Among the project partners involved are innogy as a heat and energy supplier and its wholly-owned subsidiary Lemonbeat, which is responsible for the data integration of all meters and systems in the boiler room with its modern IT technology.
Founded in 2015, Lemonbeat has developed a solution for sustainable real estate management that allows any “thing” to speak to each other using flexible wireless technologies. In this case, all meters and devices used in a boiler room. In the EBZ Heizungskeller, for example, the Lemonbeat technology collects the status data of all installed meters and devices and offers the operator of the property the possibility of central remote enquiry or even control of the systems. All this is made possible on the basis of established Internet technologies. This guarantees future viability, an important question in an industry in which you have to be able to plan years in advance.
Efficient building management also as retrofit solution
But in order to be able to use the technology, no new construction is necessary. The running times of many systems already installed in existing housing stock today have long product life cycles. A premature exchange would not be economical. Instead, the existing interfaces can be used to make the technology used fit for the future and thus for the Internet of Things. One example is the Modbus protocol, which is widely used in heating systems or heat meters. Where in the past it was necessary to produce own adapters and firmware versions for at least every type of plant, often even every single software version of the plant type, despite a uniform protocol, this can now usually be achieved with a hardware and software version.

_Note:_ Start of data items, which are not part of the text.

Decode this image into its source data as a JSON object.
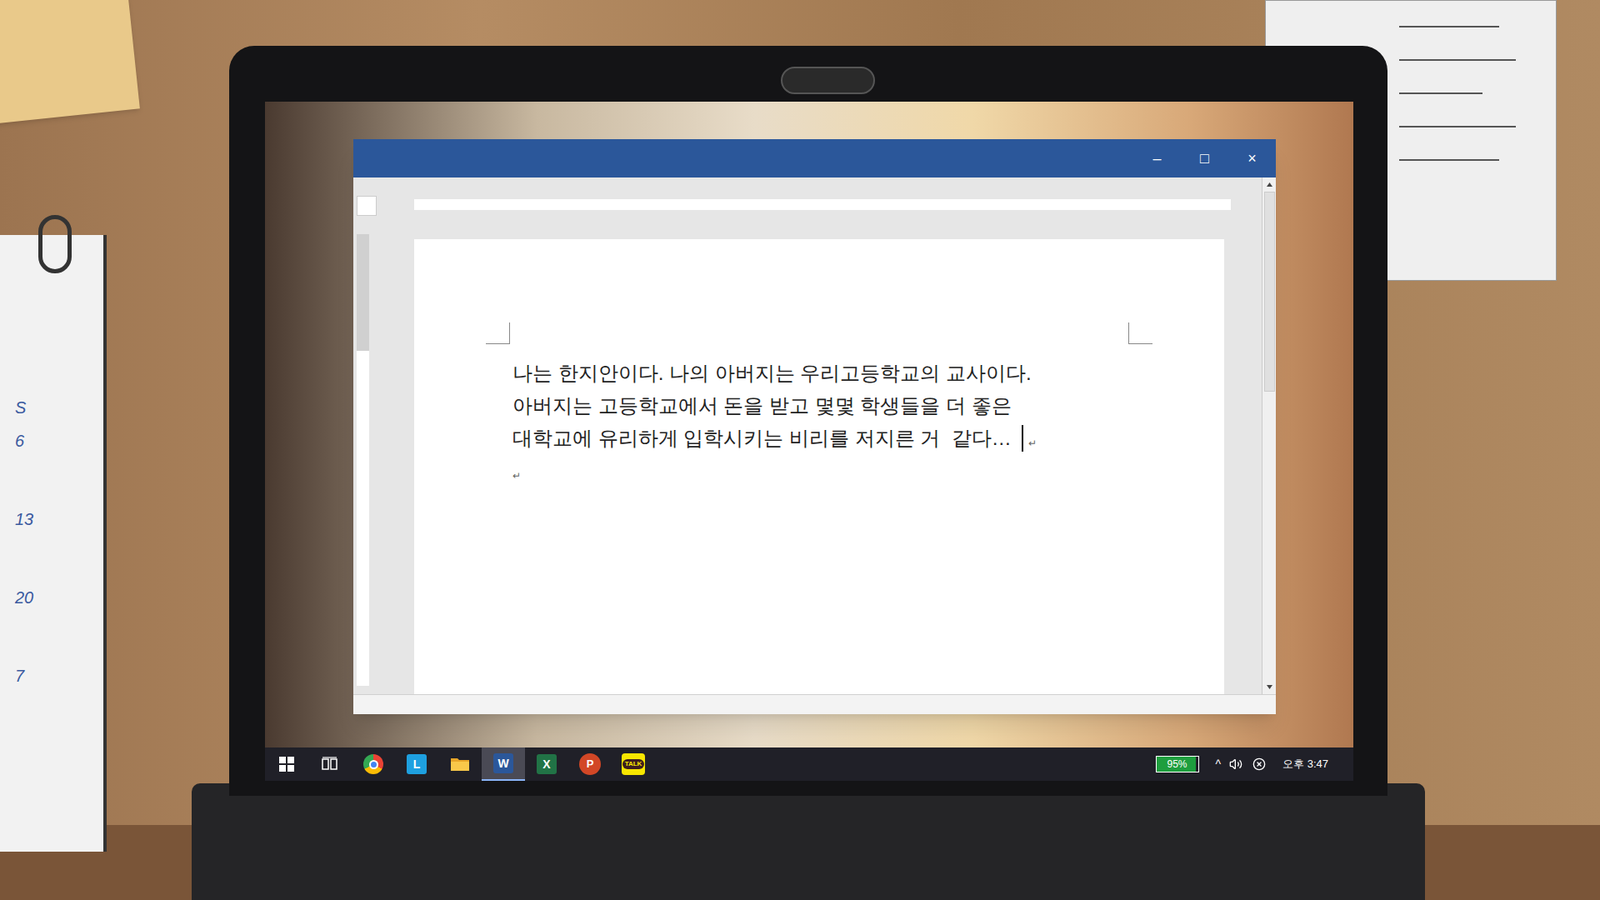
{
  "calendar": {
    "labels": [
      "S",
      "6",
      "13",
      "20",
      "7"
    ]
  },
  "window": {
    "controls": [
      "–",
      "□",
      "×"
    ]
  },
  "document": {
    "lines": [
      {
        "text": "나는 한지안이다. 나의 아버지는 우리고등학교의 교사이다.",
        "mark": "",
        "cursor": false
      },
      {
        "text": "아버지는 고등학교에서 돈을 받고 몇몇 학생들을 더 좋은",
        "mark": "",
        "cursor": false
      },
      {
        "text": "대학교에 유리하게 입학시키는 비리를 저지른 거  같다…",
        "mark": "↵",
        "cursor": true
      },
      {
        "text": "",
        "mark": "↵",
        "cursor": false
      }
    ]
  },
  "taskbar": {
    "apps": [
      {
        "kind": "start",
        "glyph": "",
        "selected": false
      },
      {
        "kind": "taskview",
        "glyph": "",
        "selected": false
      },
      {
        "kind": "chrome",
        "glyph": "",
        "selected": false
      },
      {
        "kind": "tile",
        "glyph": "L",
        "color": "#1ea0e0",
        "selected": false
      },
      {
        "kind": "folder",
        "glyph": "",
        "selected": false
      },
      {
        "kind": "tile",
        "glyph": "W",
        "color": "#2b579a",
        "selected": true
      },
      {
        "kind": "tile",
        "glyph": "X",
        "color": "#217346",
        "selected": false
      },
      {
        "kind": "round",
        "glyph": "P",
        "color": "#d24726",
        "selected": false
      },
      {
        "kind": "talk",
        "glyph": "TALK",
        "color": "#f7e600",
        "selected": false
      }
    ],
    "battery": {
      "label": "95%",
      "level": 0.95
    },
    "chevron": "^",
    "time": "오후 3:47"
  }
}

For Lemonbeat, it was important to create a digitization solution that could be easily and cost-effectively retrofitted to any existing boiler room. For this purpose, the affected devices are equipped with suitable adapters. The adapters make the systems “Lemonbeat-capable”. From now on, the measurement and control data are read out by the adapters, transferred to the Internet and back via a cost-effective gateway, and can be managed and processed from a central platform.
With the possibility of retrofitting the smart heating cellar, innogy and Lemonbeat want to enable the housing industry to make a smooth transition into a digital future. The focus in the field of residential building management is to create transparency about all consumption and to optimize it.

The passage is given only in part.